01. 07. 2021 19:00 p.m. |
Opava, kostel sv. Václava |
from 300 CZK |
1st subscription concert
Arthur Honegger
Pastorale d’été, H. 31
Dmitri Shostakovich
Piano Concerto No. 2, Op. 102
Ludwig van Beethoven
Symphony No. 6 in F major, Op. 68, “Pastoral Symphony”
Federico Colli – piano
Janáček Philharmonic Ostrava
Petr Popelka – conductor
It was composer Darius Milhaud who in 1920 invited Honegger and four friends to his apartment in Paris to organize a concert there. One of the guests was the critic Henri Collet, who then wrote excitedly that the “Les Six” were new “The Five”, referring to the alliance of Russian composers. This brand made the composers highly requested. Honegger was so busy that in the summer of 1920 he decided to “escape” to Swiss Alps. His stay there resulted in the creation of a remarkable composition Pastorale d’été. It was already popular at its premier in 1921.
Shostakovich composed the Piano Concerto No. 2 in 1957 as a present for his nineteen-year-old son Maxim. Shostakovich included in the music various family references – inside jokes that only he and his son could understand. The piece is charming, playful, and fun and provides a high contrast to the author’s more serious, anxiety-filled compositions which made him the critics’ laughingstock.
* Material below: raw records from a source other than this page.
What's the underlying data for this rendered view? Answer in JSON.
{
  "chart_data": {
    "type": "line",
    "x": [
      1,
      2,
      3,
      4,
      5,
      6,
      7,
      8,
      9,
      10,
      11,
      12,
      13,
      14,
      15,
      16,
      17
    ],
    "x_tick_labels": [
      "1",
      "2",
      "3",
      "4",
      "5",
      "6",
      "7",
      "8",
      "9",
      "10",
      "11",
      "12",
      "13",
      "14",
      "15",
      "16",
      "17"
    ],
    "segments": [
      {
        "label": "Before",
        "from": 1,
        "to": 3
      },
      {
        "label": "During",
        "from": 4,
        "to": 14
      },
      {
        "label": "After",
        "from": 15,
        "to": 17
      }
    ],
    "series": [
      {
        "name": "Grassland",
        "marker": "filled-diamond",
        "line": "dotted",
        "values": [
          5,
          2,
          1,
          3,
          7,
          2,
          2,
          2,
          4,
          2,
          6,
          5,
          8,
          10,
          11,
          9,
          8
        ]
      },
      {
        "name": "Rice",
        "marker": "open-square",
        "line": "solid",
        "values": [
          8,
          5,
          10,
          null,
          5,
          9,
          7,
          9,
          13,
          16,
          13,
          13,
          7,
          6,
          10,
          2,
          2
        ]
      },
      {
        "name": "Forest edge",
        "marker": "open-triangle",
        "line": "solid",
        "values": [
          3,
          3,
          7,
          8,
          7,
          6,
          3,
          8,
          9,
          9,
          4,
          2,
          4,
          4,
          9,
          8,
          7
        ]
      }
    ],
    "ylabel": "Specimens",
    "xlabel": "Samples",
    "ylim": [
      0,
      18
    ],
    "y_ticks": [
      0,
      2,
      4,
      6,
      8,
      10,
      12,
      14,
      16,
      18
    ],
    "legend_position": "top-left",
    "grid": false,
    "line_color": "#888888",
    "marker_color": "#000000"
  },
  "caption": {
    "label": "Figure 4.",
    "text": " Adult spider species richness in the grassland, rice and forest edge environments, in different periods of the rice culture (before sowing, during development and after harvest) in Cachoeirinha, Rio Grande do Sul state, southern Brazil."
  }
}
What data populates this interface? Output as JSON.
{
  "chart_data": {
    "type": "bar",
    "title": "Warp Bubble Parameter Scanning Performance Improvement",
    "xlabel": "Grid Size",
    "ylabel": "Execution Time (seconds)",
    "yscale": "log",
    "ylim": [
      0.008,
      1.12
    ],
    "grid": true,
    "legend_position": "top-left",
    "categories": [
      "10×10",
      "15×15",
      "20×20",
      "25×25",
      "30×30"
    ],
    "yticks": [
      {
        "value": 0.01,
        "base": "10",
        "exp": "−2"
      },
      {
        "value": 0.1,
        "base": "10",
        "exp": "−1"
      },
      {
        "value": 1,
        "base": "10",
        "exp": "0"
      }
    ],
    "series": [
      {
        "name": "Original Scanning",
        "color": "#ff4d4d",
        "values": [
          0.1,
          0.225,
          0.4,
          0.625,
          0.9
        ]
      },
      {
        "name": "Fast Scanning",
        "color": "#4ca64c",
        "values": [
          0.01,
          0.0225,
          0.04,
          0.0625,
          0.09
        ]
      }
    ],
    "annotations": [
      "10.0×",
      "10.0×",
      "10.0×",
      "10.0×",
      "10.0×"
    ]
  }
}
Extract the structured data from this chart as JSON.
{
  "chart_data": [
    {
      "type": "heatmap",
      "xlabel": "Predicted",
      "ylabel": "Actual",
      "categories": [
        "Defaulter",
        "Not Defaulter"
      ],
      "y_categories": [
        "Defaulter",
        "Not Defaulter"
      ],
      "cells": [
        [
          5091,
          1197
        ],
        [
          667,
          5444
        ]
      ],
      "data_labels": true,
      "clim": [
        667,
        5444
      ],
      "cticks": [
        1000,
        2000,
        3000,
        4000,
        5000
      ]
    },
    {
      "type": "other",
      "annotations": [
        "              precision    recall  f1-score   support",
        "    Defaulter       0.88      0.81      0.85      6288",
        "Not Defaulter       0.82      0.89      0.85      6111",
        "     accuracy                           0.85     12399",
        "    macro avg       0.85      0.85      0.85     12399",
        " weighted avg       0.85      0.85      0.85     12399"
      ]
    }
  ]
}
According to his close friends, Beethoven loved the countryside where he could go on long walks. It is this man that is captured in his idyllic Symphony No. 6. The name of each movement defines what the music is representing: 1. Awakening of cheerful feelings on arrival in the countryside, 2. Scene by the brook, 3. Merry gathering of country folk, 4. Thunder, Storm, 5. Shepherd’s song. Cheerful and thankful feelings after the storm.
The concert is held in cooperation with the statutory city of Opava, the Opava Cultural Organization and with the financial support of the Moravian-Silesian Region.